改めて言うと恥ずかしい、なんて笑う帝人の姿にどんどん鼓動は激しさを増していく。
(え?あれ?なんだこれ。なんか凄く恥ずかしいっていうか……胸が苦しい?ドキドキしてる?何で)
「臨也さん?」
理解不能な自分の身体に戸惑っている俺に気付いた帝人君が、顔を覗き込んでいる。さっきよりも近くなった顔に、再び心臓は鼓動を高鳴らせる。
(え、冗談だろ……この反応って)
今まで彼が泣いていると胸が痛んだり、落ち込んでいたのが浮上して笑顔を見せてくれたら心が温かくなって、嬉しそうに微笑んでいると自分まで笑顔になってしまったのは。つまりそういうことなのか。

「嘘だろ……」
到達した答えに、臨也は頭を抱える。十年。決して短いとは言えないその時間、ゆっくりと積み重なってきた帝人への感情は、さっきの殺し文句とも言える台詞で一気に爆発してしまったらしい。
つまり、俺は彼に落されてしまった。
「あの、どうかしましたか?」
いまだ心配そうにこちらを見てくる彼と視線を合わせる。
気付いたからにはこのままではいられない。

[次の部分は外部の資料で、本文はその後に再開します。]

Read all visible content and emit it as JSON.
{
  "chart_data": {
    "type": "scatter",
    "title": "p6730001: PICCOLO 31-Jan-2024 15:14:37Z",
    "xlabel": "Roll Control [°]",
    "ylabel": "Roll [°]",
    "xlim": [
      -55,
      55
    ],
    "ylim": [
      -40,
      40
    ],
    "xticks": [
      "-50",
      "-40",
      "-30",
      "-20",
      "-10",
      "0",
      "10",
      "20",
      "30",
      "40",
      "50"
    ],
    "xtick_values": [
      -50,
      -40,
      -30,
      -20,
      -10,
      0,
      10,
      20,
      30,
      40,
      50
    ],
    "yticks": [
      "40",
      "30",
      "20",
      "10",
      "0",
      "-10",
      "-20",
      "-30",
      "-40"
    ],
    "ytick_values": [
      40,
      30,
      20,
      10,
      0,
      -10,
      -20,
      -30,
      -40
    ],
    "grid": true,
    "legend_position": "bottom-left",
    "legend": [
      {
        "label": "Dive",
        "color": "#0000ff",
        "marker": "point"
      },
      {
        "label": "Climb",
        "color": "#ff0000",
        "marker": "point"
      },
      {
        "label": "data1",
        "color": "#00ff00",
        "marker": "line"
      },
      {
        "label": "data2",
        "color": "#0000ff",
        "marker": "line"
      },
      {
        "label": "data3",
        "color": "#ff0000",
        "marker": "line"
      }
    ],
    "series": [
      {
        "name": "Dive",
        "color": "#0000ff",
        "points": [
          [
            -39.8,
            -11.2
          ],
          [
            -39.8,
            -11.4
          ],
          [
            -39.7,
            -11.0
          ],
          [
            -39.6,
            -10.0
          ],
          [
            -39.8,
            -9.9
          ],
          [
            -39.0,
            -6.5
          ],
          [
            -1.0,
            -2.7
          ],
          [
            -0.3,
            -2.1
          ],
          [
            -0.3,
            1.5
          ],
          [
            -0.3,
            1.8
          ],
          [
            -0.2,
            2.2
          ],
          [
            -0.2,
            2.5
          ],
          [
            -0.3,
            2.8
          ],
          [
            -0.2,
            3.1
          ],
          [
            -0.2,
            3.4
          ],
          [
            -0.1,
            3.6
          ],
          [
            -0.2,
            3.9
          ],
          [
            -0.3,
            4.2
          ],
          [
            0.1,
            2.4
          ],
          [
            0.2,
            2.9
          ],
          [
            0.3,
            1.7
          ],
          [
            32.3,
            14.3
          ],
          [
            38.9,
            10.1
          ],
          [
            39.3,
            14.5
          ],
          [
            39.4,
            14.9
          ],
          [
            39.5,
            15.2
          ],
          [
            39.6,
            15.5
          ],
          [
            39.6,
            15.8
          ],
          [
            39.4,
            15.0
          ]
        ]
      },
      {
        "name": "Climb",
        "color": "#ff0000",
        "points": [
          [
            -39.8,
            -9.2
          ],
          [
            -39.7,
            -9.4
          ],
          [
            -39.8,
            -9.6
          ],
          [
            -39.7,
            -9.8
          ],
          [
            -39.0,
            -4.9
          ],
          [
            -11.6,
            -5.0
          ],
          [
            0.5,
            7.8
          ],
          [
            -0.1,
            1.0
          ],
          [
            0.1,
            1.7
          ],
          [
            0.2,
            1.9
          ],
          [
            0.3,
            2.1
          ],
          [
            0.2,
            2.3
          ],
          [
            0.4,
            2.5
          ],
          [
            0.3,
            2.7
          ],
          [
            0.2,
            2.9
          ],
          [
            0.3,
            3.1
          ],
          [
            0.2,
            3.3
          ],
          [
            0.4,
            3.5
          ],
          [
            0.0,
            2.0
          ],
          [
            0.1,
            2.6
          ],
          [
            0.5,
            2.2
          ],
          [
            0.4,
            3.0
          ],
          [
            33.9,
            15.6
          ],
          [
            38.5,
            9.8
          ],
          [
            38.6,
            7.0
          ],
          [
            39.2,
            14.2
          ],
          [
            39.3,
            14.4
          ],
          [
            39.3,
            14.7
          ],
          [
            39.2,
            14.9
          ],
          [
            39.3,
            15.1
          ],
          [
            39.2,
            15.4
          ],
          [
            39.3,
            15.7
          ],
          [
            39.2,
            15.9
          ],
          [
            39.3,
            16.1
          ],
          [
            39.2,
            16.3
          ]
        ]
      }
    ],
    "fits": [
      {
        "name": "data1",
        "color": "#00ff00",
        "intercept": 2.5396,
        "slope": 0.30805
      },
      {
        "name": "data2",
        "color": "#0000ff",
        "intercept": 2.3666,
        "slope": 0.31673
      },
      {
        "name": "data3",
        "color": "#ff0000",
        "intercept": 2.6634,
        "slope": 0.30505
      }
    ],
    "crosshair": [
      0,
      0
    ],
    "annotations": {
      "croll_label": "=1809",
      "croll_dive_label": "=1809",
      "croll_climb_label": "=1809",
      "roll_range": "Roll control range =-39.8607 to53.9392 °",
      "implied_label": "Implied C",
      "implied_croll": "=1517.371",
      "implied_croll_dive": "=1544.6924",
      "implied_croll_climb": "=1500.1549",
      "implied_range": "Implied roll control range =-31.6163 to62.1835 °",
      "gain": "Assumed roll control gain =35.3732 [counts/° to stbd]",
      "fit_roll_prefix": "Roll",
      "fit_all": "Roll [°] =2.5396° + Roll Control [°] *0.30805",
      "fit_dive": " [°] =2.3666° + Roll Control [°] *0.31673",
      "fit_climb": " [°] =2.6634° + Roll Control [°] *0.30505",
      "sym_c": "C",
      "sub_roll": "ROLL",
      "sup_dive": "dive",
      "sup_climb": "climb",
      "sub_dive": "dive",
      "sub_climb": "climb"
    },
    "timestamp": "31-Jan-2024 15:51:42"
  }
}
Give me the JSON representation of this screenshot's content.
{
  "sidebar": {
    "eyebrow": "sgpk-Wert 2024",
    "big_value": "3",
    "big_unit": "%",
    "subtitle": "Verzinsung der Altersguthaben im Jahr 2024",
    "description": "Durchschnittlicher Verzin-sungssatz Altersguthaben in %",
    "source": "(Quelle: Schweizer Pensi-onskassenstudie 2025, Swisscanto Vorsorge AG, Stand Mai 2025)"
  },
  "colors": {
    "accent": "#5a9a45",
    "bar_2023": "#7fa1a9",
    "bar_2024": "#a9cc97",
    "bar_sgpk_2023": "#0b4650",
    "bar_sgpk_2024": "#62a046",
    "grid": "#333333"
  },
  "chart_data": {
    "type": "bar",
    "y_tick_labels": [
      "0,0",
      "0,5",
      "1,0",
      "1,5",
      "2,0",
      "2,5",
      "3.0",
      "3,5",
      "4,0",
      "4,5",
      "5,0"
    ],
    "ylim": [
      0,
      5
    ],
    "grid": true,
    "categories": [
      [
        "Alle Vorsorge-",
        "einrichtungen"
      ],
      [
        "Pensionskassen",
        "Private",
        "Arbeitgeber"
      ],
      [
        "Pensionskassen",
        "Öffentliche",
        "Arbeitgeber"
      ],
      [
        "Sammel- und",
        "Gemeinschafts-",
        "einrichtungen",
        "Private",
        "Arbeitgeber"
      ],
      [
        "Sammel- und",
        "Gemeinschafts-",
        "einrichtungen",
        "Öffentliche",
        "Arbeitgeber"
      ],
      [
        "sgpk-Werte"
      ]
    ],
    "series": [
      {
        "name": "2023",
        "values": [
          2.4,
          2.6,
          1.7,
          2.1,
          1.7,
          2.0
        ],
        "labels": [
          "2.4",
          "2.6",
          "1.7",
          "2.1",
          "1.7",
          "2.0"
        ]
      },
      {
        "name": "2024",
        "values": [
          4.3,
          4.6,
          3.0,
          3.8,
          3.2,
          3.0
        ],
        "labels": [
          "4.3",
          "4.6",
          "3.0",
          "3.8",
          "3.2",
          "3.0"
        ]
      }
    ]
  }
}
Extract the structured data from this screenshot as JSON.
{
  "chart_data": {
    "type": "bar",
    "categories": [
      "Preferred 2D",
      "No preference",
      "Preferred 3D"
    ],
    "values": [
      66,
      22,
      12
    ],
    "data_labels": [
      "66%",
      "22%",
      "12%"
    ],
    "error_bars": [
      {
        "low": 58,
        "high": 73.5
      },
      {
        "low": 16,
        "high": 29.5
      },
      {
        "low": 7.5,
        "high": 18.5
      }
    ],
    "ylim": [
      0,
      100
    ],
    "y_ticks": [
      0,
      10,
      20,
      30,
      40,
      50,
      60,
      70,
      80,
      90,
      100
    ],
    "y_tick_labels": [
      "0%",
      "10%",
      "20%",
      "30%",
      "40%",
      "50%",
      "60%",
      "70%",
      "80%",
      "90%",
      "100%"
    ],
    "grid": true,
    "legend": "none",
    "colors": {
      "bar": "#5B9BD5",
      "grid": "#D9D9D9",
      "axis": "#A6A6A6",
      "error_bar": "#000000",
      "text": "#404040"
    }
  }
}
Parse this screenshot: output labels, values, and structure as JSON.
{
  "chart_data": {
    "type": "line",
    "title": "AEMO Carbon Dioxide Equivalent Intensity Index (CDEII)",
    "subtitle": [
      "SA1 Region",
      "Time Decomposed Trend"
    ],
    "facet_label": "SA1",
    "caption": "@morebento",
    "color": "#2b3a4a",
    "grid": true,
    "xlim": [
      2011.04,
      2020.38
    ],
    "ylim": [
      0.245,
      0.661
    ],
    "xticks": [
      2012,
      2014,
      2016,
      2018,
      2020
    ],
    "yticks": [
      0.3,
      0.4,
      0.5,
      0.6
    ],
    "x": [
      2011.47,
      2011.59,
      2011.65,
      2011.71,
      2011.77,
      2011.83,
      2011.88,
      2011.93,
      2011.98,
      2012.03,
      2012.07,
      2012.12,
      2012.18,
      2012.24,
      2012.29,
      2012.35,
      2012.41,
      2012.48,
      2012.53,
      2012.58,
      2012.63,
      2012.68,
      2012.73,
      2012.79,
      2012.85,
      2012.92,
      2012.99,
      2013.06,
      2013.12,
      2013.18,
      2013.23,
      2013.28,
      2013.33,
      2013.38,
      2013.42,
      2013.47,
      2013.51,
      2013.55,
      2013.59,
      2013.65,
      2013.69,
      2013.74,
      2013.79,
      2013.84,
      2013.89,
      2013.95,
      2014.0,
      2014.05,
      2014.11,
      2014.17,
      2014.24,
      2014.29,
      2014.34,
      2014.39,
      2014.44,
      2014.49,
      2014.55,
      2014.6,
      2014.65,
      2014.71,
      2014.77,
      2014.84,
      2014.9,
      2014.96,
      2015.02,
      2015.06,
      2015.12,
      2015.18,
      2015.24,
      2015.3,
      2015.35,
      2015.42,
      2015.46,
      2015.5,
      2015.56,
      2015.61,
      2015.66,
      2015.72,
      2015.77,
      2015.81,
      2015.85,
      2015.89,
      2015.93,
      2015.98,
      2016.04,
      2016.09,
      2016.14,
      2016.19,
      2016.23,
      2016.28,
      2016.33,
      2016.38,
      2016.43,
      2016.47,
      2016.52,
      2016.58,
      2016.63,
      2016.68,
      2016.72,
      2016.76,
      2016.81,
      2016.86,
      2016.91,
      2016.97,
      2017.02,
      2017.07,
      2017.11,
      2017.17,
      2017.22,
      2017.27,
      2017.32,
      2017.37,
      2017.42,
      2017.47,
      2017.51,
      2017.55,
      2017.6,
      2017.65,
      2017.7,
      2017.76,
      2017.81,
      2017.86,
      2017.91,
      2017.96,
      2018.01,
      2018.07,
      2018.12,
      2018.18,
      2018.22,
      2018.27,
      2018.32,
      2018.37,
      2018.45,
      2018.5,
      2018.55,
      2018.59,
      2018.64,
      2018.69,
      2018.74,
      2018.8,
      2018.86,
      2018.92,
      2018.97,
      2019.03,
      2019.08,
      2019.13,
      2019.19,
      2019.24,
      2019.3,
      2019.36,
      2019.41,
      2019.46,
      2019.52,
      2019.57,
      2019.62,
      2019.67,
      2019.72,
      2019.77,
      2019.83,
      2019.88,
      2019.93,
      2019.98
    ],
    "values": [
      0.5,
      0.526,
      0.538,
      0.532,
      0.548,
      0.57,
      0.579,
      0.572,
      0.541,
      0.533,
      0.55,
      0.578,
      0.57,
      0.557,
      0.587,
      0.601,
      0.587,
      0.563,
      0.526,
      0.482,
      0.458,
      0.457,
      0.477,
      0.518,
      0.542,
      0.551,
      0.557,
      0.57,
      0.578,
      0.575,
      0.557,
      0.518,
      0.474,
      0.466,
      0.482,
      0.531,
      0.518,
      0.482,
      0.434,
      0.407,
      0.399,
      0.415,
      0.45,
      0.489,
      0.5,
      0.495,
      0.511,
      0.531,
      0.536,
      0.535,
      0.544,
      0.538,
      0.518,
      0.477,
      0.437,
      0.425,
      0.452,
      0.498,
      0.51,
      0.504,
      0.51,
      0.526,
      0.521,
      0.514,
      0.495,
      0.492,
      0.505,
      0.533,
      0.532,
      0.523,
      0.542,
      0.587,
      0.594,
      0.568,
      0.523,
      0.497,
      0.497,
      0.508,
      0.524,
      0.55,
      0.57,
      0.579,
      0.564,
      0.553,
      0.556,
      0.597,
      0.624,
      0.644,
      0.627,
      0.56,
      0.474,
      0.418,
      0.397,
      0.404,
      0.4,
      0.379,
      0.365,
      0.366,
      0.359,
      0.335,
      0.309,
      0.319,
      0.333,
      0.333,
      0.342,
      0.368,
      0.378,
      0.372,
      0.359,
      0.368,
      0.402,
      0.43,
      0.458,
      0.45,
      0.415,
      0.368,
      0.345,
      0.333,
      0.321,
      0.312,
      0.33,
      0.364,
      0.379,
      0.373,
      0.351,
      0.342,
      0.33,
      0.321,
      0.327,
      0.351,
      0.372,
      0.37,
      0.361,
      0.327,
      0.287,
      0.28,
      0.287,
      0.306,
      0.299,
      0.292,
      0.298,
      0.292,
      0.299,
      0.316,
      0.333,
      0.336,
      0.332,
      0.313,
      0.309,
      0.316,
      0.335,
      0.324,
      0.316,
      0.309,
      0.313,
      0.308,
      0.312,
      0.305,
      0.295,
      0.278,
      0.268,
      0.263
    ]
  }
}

申し訳ないが今後の相談相手は辞退することにしよう。


「ねぇ、次は俺を好きになってみない?」


彼のように真っ直ぐに気持ちを伝えてみる。俺の言葉に驚いた彼の瞳が大きく見開かれるのがあまりにも予想道理過ぎて、思わず笑ってしまいそうだった。



これからどうするか。
とりあえず、もう一度コーヒーを飲んでから、ゆっくりと時間を掛けて、彼の答えを聞くことにしよう。